From master plans to bond financing to community campaigns, CSBA’s forum on school facilities on Dec. 4 in San Diego dove into the complex picture of school board members’ roles in facilities. A trio of panels included experts from bond campaign, finance and legal firms; construction management and architecture companies; and district officials who shared success stories.
The importance of getting a facilities program rolling
While largely exploring the technical aspects of facilities, panelists told the audience of more than 100 people that board members play a key role in setting the vision and direction of projects. Done correctly, the impacts of facilities projects go well beyond doors and windows and can build district momentum in other areas, said Chuck Kluenker with Vanier Construction Management. “A facilities program, once it gets rolling, can bring a lot of positive energy for the community,” he said.
There was also consensus that conducting a comprehensive needs assessment and creating a facilities master plan should be the first steps for districts that have not already completed or updated these documents. Board members must also always remember that they are at the controls of a trio of critical issues: the scope, budget and timeline of a project, said Tahir Ahad, president and CEO of Total School Solutions.
When a district turns to its community to pass a bond to help pay for projects, campaign specialist Joy Tatarka of firm TBWB said keeping the focus on student impacts is paramount. “What people care about is what happens in your classroom; so make it about kids in your classroom, not bricks and mortar,” she said.
In communities where it is difficult to pass large bond measures due to tax sensitivities or a lack of engagement or trust, Tatarka said districts can build a path to larger success by passing smaller bonds on top of each other. The concept that a district can’t go back to its community for facilities money all the time is a myth, she said, if results are being delivered. Tatarka also noted that passing a bond depends on building a broad coalition of community support, not just the obvious people involved in the school community.

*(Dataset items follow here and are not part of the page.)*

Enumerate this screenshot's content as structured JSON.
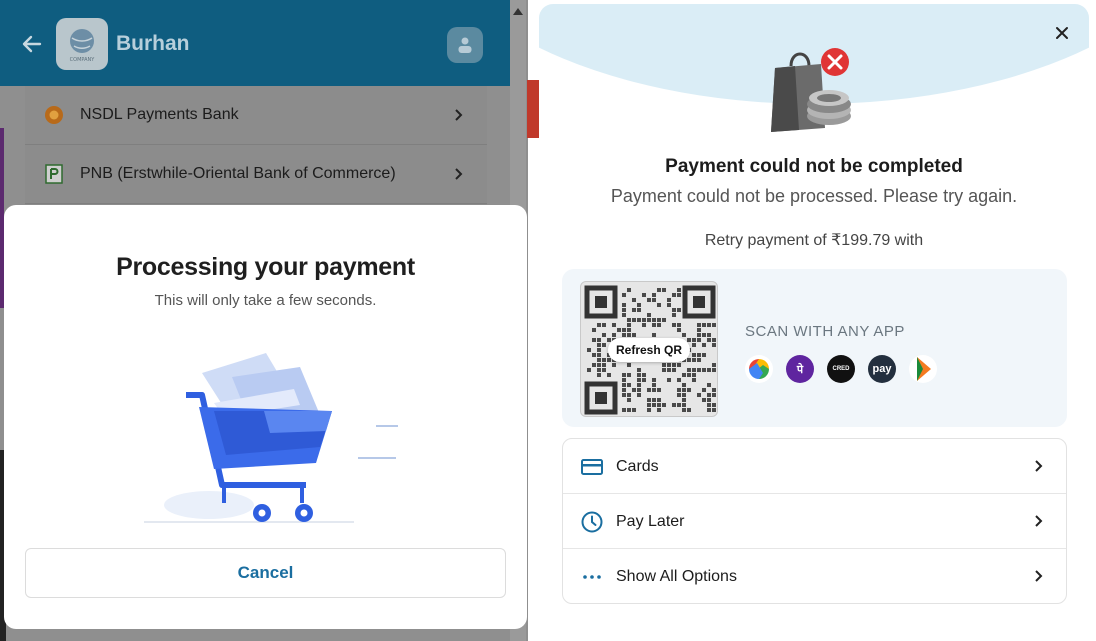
{
  "background_checkout": {
    "brand_name": "Burhan",
    "logo_text": "COMPANY",
    "banks": [
      {
        "name": "NSDL Payments Bank"
      },
      {
        "name": "PNB (Erstwhile-Oriental Bank of Commerce)"
      }
    ]
  },
  "processing_modal": {
    "title": "Processing your payment",
    "subtitle": "This will only take a few seconds.",
    "cancel_label": "Cancel"
  },
  "failure_panel": {
    "title": "Payment could not be completed",
    "subtitle": "Payment could not be processed. Please try again.",
    "retry_text": "Retry payment of ₹199.79 with",
    "qr": {
      "refresh_label": "Refresh QR",
      "scan_label": "SCAN WITH ANY APP",
      "apps": [
        {
          "name": "google-pay-icon"
        },
        {
          "name": "phonepe-icon",
          "glyph": "पे"
        },
        {
          "name": "cred-icon",
          "glyph": "CRED"
        },
        {
          "name": "amazon-pay-icon",
          "glyph": "pay"
        },
        {
          "name": "bhim-icon"
        }
      ]
    },
    "options": [
      {
        "label": "Cards",
        "icon": "card-icon"
      },
      {
        "label": "Pay Later",
        "icon": "clock-icon"
      },
      {
        "label": "Show All Options",
        "icon": "more-dots-icon"
      }
    ]
  },
  "colors": {
    "header_blue": "#0f5d80",
    "accent_blue": "#1a6ea0",
    "cart_blue": "#2f5fe0",
    "failure_red": "#e03535",
    "arc_blue": "#daedf6"
  }
}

How one district made a splash
The afternoon’s final panel featured officials from the Sacramento area’s San Juan Unified School District, which serves roughly 40,000 students across 64 schools. They detailed how, after passing several moderately sized bonds every few years, the district completed a facilities master plan in 2013 identifying $2.4 billion in school improvement needs.
Using that document as a launching pad to share a long list of pressing needs with the community, Superintendent Kent Kern said the district was able to position itself for unparalleled success in the 2016 general election. San Juan passed a $750 million bond with 69 percent voter support that year.
By upgrading and building facilities even in some of the district’s poorer neighborhoods, school board member Saul Hernandez said officials now have a strong rapport with many parents and community members. The position should prove important down the road, as Assistant Superintendent Frank Camarda said the $2.4 billion in needs has grown to about $3.5 billion since 2013.
“We feel good that we can pass more bonds in the future,” Hernandez said.
Preparing for the March 2020 state school facilities bond
On a much larger scale, a $15 billion bond measure on the March 2020 ballot also ups the ante for board members to get up to speed on the world of school facilities. All of the bond funding procured through the passage of Proposition 51 in 2016 for school facilities has already been allocated, with districts and county offices waiting for the approval of roughly $2 billion in new construction and $2.6 billion in modernization projects. Forty-six and 61 school districts, respectively, are awaiting Prop 51 funds on the unfunded list for either new construction or modernization, according to the Office of Public School Construction.
Prior to CSBA’s annual conference, Delegates endorsed the $15 billion Public Preschool, K-12, and College Health and Safety Bond Act of 2020 that will appear on the ballot as Proposition 13. If approved, it would secure critical resources for the renovation and upgrading of existing classrooms, construction of new classrooms to accommodate growth and for career technical education facilities to provide job training.
The measure’s passage would inject $9 billion into the state’s preK-12 schools, while universities, four-year colleges and community colleges would each receive $2 billion.
“Our members have firsthand experience with the facilities that are home to our students during the weekday and they understand how critical healthy, nurturing environments are to both student well-being and student success,” said CSBA CEO and Executive Director Vernon M. Billy.
Assemblymember Patrick O’Donnell (D-Long Beach) made a guest appearance at the pre-conference facilities forum to encourage districts to pass resolutions supporting the measure, which his Assembly Bill 48 authorized to appear on the ballot. “Without a state match, you’re going to be hurting, for certain,” the chair of the Assembly Education Committee said of district facilities projects.